Muse thought about that. “You have a point.”
“It is much more likely that the person who called was here with her when she shot up.”
“So?”
“What do you mean, so?”
“Like I said before, I’m in this for the crime, not curiosity. If she was shooting up with a friend and if he or she ran, I’m really not up for prosecuting that. If it was her drug dealer, okay, maybe if I can find the person and then prove he sold her the drugs, but really, that’s not what I’m trying to find out.”
“I was with her the night before, Muse.”
“I know.”
“I was right here on this very roof. She was troubled, but she wasn’t suicidal.”
“So you told me,” Muse said. “But think about it—troubled but not suicidal. That’s a pretty fine distinction. And for the record, I never said she was suicidal. But she was troubled, right? That could have led to her falling off the wagon—and maybe she just fell too hard.”

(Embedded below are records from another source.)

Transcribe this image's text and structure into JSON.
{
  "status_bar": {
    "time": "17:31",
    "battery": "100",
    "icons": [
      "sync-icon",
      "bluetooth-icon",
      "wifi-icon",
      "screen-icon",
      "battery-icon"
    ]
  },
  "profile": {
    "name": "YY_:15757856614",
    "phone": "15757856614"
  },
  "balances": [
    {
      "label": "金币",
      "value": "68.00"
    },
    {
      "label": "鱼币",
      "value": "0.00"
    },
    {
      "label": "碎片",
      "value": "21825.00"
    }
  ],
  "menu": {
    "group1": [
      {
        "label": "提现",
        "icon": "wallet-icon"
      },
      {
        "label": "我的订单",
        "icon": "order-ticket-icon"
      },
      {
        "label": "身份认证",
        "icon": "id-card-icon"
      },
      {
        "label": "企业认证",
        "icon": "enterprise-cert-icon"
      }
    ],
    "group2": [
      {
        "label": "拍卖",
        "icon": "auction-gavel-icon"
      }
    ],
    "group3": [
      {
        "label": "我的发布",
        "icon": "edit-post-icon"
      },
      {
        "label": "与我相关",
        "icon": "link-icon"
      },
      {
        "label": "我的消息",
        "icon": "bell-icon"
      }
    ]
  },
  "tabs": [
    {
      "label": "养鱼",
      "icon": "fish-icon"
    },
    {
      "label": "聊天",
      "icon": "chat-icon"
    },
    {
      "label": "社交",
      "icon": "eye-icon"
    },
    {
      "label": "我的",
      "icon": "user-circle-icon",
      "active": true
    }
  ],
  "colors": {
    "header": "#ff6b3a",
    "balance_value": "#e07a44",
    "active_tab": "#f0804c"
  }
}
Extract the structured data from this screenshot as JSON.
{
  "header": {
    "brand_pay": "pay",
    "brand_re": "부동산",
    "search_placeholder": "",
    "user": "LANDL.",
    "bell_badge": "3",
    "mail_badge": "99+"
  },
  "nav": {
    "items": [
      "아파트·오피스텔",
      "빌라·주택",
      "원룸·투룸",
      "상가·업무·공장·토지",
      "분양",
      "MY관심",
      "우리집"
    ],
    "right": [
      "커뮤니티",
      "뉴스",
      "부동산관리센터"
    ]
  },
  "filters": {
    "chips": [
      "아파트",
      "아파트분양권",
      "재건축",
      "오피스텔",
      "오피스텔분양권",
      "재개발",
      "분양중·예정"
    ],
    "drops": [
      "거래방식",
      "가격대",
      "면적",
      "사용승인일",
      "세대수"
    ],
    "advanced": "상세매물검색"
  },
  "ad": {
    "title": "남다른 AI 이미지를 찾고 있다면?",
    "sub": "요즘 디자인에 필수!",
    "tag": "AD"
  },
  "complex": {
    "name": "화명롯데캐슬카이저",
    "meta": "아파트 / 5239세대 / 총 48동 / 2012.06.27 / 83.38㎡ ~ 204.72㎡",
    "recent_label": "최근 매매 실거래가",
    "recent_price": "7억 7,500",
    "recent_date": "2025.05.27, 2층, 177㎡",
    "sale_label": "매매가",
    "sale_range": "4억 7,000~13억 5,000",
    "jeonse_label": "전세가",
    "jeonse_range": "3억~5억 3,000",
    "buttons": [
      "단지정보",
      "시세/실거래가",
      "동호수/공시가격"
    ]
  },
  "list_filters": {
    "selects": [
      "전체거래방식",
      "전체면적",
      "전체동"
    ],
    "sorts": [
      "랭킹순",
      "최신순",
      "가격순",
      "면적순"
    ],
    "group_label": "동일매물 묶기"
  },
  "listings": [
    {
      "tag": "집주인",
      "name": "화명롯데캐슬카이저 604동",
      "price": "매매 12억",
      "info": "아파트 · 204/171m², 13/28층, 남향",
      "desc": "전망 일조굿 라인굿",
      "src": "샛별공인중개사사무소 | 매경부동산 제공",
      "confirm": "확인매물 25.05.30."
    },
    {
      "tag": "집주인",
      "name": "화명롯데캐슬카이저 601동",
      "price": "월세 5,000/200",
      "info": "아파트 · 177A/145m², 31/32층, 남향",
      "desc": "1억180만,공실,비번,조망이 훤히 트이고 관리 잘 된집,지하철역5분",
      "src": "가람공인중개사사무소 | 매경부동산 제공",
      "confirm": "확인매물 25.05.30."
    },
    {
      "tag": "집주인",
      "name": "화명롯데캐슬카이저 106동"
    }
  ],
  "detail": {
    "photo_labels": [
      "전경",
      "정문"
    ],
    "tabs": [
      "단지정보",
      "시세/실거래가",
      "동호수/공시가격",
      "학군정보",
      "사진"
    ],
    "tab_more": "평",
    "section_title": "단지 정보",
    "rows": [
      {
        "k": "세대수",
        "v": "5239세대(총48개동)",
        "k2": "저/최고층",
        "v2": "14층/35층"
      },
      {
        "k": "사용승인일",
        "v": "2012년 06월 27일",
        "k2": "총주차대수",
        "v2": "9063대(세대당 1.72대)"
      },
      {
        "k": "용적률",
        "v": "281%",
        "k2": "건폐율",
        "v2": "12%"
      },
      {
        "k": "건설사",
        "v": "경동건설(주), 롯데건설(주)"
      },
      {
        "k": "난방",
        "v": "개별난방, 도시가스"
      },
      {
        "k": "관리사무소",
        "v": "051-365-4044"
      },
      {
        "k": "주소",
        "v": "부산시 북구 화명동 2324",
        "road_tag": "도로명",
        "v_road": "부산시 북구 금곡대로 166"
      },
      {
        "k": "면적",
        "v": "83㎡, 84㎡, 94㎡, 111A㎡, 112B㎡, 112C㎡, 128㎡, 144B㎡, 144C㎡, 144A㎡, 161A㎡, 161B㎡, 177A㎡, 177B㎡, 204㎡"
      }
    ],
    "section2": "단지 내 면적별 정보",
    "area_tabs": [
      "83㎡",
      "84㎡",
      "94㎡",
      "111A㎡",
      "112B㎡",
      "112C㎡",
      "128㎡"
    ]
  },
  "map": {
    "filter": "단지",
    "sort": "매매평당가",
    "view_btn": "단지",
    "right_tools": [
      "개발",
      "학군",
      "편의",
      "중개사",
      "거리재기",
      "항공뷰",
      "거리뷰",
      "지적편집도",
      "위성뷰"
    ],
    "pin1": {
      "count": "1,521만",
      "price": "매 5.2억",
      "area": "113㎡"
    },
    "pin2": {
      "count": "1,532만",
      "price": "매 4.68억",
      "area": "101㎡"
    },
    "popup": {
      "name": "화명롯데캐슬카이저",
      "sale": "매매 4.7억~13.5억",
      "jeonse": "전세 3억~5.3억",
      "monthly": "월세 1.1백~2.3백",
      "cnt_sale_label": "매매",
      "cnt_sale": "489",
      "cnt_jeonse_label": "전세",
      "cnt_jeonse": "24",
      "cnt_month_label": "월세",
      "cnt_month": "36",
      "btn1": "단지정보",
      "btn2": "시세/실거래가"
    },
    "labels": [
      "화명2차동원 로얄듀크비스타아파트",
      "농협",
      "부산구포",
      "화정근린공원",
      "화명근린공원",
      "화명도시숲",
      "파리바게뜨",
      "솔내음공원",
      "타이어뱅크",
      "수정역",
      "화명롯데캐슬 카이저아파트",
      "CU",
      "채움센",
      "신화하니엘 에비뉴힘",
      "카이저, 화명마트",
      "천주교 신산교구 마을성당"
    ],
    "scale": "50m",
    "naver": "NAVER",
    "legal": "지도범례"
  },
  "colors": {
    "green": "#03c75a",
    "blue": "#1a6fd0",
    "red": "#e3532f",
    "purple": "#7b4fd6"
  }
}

The wind kicked up again. Suzze’s voice—was this the last thing she said to him?—came with it:
“We all keep secrets, Myron.”
“And here’s another thing to think about,” Muse said. “If this was a murder, it was pretty much the dumbest one I’ve ever seen. Let’s say you wanted Suzze dead. Let’s say you could even somehow get her to take the heroin on her own without physical force. Maybe you put a gun against her head, whatever. You with me?”
“Go on.”
“Well, if you want to kill her, why not just kill her? Why call nine-one-one and take the chance that she’d be alive when they got here? For that matter, with the amount of drugs she took, why not lead her under that arch and get her to fall off? Either way, what you do
not
do is call the paramedics or leave with the door open for a janitor or whatever. Do you see what I mean?”